4.                                          Au vu de ce qui précède, les premiers juges ont soigneusement énuméré et pesé les éléments à prendre en compte pour fixer la quotité de la peine à infliger au recourant. Ils ont du reste repris et développé les points que la Cour de céans avait elle-même mis en exergue dans son précédent arrêt. On peut s'y référer à nouveau sans les paraphraser. La peine fixée reste indiscutablement dans la marge d'appréciation dont disposait le tribunal de renvoi, qui s'est ainsi conformé aux directives de la Cour de céans ayant déclaré une peine de 18 mois arbitrairement clémente, mais qui a ensuite pris en considération les circonstances nouvelles survenues postérieurement au premier jugement. Sans pouvoir être qualifiée de clémente, la peine qui a été fixée n'apparaît pas comme arbitrairement sévère.
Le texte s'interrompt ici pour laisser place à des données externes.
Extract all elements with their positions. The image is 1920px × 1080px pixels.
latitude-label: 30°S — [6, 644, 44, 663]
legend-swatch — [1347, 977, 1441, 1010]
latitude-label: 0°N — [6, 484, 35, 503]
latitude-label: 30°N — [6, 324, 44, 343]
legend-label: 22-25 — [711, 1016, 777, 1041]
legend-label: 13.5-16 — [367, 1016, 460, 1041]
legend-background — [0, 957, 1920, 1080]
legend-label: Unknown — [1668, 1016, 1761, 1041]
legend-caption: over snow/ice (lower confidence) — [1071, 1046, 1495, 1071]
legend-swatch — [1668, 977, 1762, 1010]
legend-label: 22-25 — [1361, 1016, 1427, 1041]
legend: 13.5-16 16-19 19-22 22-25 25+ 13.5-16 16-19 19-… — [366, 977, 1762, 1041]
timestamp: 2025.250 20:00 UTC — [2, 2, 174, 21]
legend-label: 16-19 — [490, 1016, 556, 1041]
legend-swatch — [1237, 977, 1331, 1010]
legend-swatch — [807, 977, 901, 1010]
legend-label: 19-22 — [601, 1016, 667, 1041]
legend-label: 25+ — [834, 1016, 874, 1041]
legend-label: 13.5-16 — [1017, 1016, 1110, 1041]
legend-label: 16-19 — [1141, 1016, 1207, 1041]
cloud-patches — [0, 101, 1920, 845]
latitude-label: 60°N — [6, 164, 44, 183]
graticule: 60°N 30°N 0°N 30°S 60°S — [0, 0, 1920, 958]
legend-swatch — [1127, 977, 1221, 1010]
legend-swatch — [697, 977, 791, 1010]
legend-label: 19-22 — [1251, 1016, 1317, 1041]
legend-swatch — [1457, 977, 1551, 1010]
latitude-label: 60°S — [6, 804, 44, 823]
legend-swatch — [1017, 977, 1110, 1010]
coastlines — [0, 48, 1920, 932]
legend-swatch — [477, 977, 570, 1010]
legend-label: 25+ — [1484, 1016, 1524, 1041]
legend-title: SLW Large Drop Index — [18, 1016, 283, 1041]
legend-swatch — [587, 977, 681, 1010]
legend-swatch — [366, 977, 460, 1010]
5.                                          Manifestement mal fondé, le pourvoi sera rejeté. Les frais seront mis à la charge du recourant, de même qu'une indemnité de dépens en faveur de la plaignante.

Par ces motifs, LA COUR DE CASSATION PENALE

1.      Rejette le pourvoi.

2.      Condamne le recourant aux frais judiciaires arrêtés à 880 francs.

3.      Met à la charge du recourant une indemnité de dépens de 300 francs en faveur de la plaignante.